Even though Amiri’s decision to return to Iran likely sealed his fate, US intelligence officials didn’t give him a chance to save his own skin when they gave classified details of his work to reporters. Amiri’s role in intelligence operations presumably remains classified; the CIA declined to comment on Amiri. But those leaks have never been publicly investigated, unlike Hillary Clinton’s email server, which has not been connected to any actual leaks.

After Amiri returned to Iran, anonymous US intelligence sources briefed numerous reporters to refute Amiri’s kidnapping accusation and Iran’s claim that he was in fact a double agent working for Tehran all along. Perhaps none was so well-sourced as the New York Times’ Pulitzer prize-winning reporter David Sanger. In 2010, US intelligence officials told Sanger said that Amiri’s “safety depends” on convincing “the Iranian security forces that he never cooperated with the United States,” but then confirmed that he was indeed a spy for several years.

“After Amiri returned to Iran it’s fair to say that American officials were far more willing to talk, particularly because they had to make the case—as Secretary Clinton did publicly—that Amiri came and went of his own free will,” Sanger told Quartz in an email. He said those officials were reluctant to speak before Amiri left the U.S., but that “if you watched the videos, and knew a bit about the Iranian nuclear program and its structure, it wasn’t that hard to figure out what was going on.”

The identity of deep-cover agents and the methods that U.S. intelligence agencies use to communicate with them are among the nation’s most closely guarded secrets.

Despite the fact that this information was leaked for political reasons—to refute the idea that the U.S. agents had bungled an operation or broken the law—there has been no public investigation by the inspector general for the U.S. intelligence community, or the House Select Intelligence committee. These are two offices that have been outraged by Clinton’s use of an insecure email server that handled some classified material.

We have no evidence that any of the information on Clinton’s server was actually hacked by an outside power, though it could have been.
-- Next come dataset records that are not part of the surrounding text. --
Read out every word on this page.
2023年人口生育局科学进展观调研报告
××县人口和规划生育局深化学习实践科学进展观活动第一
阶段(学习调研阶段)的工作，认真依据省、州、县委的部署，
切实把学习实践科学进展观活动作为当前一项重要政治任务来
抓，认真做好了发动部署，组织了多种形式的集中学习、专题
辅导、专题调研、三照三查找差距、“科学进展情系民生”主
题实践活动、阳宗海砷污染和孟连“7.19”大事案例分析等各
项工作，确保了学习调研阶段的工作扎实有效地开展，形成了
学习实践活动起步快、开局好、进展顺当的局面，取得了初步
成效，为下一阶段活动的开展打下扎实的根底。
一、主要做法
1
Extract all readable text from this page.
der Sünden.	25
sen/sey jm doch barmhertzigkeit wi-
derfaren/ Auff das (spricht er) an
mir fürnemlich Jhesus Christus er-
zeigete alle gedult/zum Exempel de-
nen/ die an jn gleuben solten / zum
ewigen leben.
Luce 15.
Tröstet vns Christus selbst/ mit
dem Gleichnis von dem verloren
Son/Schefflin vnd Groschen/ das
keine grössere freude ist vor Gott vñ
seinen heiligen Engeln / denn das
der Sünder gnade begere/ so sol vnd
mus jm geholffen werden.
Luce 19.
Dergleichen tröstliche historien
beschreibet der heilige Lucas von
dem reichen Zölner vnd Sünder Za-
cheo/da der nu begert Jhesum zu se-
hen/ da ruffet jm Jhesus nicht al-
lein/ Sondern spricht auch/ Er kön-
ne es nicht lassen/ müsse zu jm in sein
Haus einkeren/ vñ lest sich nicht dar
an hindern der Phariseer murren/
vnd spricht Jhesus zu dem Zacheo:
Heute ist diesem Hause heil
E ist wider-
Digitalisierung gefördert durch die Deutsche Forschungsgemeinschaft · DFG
But we do know after reviewing the “classified” information, FBI director James Comey did not think Clinton’s “extremely careless” handling amount to gross negligence—there was nothing in that classified information, in other words, that would have compromised someone’s life.

Amiri case’s is a different story: Though he likely signed his own death warrant when he returned home, it can’t have helped his cause to have U.S. officials confirming his betrayal in the press. It’s a reminder that classified information isn’t a sacred trust but a political tool, to be used—or abused.